I am having Testla K10 for GPU computing. When I execute the CPU and GPU program given by NVidia Cuda Sample it is executing both the programs at the same time. Is there any way to find whether GPU Computing using Tesla K10 is faster than CPU Computing.

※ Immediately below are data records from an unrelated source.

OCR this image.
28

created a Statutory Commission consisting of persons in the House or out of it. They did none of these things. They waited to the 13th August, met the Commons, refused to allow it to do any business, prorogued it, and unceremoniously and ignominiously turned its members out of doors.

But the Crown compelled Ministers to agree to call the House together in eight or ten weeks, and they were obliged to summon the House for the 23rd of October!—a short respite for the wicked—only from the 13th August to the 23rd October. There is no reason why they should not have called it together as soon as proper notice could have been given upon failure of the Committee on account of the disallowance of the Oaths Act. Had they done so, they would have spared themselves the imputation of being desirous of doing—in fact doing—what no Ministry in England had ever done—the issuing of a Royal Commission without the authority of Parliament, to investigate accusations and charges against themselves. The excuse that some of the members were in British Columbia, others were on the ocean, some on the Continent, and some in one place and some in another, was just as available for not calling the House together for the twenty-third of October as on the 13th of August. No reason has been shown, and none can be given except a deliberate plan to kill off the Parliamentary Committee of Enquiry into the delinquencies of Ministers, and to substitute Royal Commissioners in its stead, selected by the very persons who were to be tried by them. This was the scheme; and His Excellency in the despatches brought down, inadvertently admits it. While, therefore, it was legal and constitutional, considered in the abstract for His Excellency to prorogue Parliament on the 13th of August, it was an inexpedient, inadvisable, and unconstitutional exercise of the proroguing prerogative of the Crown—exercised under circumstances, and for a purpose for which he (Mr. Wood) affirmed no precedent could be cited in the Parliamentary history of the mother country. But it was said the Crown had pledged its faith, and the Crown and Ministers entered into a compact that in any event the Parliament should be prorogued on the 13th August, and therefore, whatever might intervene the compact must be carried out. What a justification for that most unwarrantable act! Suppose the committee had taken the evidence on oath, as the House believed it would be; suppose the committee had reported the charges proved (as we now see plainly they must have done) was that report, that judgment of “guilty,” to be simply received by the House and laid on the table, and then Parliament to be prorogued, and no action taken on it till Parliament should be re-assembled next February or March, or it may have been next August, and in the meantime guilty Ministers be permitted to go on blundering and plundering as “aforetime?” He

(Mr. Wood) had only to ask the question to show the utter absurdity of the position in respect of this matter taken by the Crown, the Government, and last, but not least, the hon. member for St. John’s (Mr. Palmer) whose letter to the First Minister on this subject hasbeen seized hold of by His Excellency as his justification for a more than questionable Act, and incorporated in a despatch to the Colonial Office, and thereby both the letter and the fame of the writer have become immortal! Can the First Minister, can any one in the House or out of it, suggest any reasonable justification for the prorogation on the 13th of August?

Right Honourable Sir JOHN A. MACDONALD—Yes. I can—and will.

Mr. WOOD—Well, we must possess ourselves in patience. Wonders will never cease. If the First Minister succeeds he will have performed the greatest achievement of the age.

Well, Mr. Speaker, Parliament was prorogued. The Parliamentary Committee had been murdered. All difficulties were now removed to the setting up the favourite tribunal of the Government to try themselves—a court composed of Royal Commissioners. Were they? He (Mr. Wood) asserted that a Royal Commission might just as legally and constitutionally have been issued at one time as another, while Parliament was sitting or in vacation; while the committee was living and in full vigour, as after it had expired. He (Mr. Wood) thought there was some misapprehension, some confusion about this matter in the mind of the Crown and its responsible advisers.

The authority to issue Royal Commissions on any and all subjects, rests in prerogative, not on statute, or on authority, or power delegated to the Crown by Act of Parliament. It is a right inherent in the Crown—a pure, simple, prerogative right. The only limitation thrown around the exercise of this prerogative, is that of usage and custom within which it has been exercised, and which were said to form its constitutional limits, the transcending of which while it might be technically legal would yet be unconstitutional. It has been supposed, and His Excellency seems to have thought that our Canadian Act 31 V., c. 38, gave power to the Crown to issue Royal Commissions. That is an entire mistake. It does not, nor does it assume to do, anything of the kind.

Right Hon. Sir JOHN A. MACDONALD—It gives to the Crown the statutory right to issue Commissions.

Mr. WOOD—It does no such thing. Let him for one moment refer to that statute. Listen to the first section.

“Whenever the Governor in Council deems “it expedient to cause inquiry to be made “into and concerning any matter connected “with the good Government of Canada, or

Trying to verify the Mathematical Computing using Tesla K10. I am confused whether it is utilizing the full potential of the GPU.
The machine runs in Windows 7 64 bit, I7 processor, 16 GB RAM and it is having on board Video Card Intel HD Graphics 4000.

The Following .net CPP Code is used for verification of GPU

#include “cuda_runtime.h”
#include “device_launch_parameters.h”
#include <stdio.h>
#include <conio.h>
#define N 80000
global void add( int *a, int *b, int *c )
{
int tid = blockIdx.x; // this thread handles the data at its thread id
if (tid < N)
c[tid] = a[tid] + b[tid];
}

int main( void ) {
int a[N], b[N], c[N];
int *dev_a, *dev_b, *dev_c;

// allocate the memory on the GPU
cudaMalloc( (void**)&dev_a, N * sizeof(int) );
cudaMalloc( (void**)&dev_b, N * sizeof(int) );
cudaMalloc( (void**)&dev_c, N * sizeof(int) );

// fill the arrays 'a' and 'b' on the CPU
for (int i=0; i<N; i++) {
    a[i] = i;
    b[i] = i * i;
}

// copy the arrays 'a' and 'b' to the GPU
cudaMemcpy( dev_a, a, N * sizeof(int),
                          cudaMemcpyHostToDevice );
cudaMemcpy( dev_b, b, N * sizeof(int),
                          cudaMemcpyHostToDevice );

add<<<N,1>>>( dev_a, dev_b, dev_c );

cudaThreadSynchronize();

// copy the array 'c' back from the GPU to the CPU
cudaMemcpy( c, dev_c, N * sizeof(int),
                          cudaMemcpyDeviceToHost );

// display the results
for (int i=0; i<N; i++) {
    printf( "%d + %d = %d\n", a[i], b[i], c[i] );
}
printf("Over");
// free the memory allocated on the GPU
cudaFree( dev_a );
cudaFree( dev_b );
cudaFree( dev_c );

getch();

return 0;

}

The Following .net CPP Code is used for verification of CPU

#include <stdio.h>
#include <conio.h>

#define N 80000

void add( int *a, int *b, int *c ) {
int tid = 0; // this is CPU zero, so we start at zero
while (tid < N) {
c[tid] = a[tid] + b[tid];
tid += 1; // we have one CPU, so we increment by one
}
printf(“over”);
}

int main( void ) {
int a[N], b[N], c[N];

// fill the arrays 'a' and 'b' on the CPU
for (int i=0; i<N; i++) {
    a[i] = i;
    b[i] = i * i;
}

add( a, b, c );

// display the results
for (int i=0; i<N; i++) {
    printf( "%d + %d = %d\n", a[i], b[i], c[i] );
}
 
_getch();

return 0;

}